The Mentors Who Help You Navigate New Cultures

The mentor who has navigated the same transition you are navigating provides guidance that no guidebook can offer. Finding these mentors — and becoming one yourself — is one of the reciprocity dynamics.

The Mentors Who Help You Navigate New Cultures

My manager in Singapore had moved from London seven years before I arrived. She had made every mistake I was about to make, and she had developed the specific wisdom that only comes from living through the experience rather than studying it. When I told her I was struggling with something she had struggled with seven years earlier, she told me about the exact conversation she had with her landlord.

The mentors who help expats navigate new cultures are not always the people with the highest status or the most impressive credentials. They are the people who have recently been where you are, who remember the specific disorientation of early arrival, and who have developed practical solutions to problems that you are only beginning to encounter.

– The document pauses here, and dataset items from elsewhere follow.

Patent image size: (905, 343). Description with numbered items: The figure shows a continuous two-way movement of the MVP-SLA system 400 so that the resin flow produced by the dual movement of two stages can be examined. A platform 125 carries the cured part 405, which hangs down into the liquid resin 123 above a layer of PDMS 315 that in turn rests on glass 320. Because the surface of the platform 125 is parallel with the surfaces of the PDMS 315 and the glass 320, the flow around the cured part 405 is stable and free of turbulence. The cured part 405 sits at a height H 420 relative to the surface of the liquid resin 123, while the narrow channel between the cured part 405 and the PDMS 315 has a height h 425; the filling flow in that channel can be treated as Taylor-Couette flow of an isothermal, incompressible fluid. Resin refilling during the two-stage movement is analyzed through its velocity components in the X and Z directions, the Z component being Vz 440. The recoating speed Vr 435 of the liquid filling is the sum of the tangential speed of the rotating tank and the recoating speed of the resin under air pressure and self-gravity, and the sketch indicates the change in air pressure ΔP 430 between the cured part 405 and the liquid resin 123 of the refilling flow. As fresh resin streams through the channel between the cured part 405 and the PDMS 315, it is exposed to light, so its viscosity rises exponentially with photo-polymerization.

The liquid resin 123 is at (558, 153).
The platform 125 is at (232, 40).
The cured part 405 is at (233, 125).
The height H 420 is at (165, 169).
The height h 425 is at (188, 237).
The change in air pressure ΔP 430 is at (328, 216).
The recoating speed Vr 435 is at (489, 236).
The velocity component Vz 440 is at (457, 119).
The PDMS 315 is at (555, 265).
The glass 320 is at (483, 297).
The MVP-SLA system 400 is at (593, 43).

The formal mentorship programs that some companies run for international assignees provide structure but often miss the specific practical wisdom that informal mentors provide. The mentor who will tell you which neighborhoods to avoid and which to consider, who will explain the unwritten rules of their team.

The transition from mentee to mentor happens faster abroad than at home. The new arrival who arrives eighteen months after you gives you the same role that your mentor played for you. The knowledge you accumulated — the specific solutions to specific problems, the cultural interpretations that only experience produces — has value to the next person.

The mentor from a different cultural background than yours provides different value from the mentor who shares your home culture. The local colleague who has worked with international employees for years understands the specific challenges that your cultural background presents, because they have worked with many people from your country.

The network of mentors that builds up over years of international living becomes one of the most valuable assets that an internationally mobile professional possesses. The mentor in each city who knows the local context. The mentor in your industry who has navigated the specific career challenges.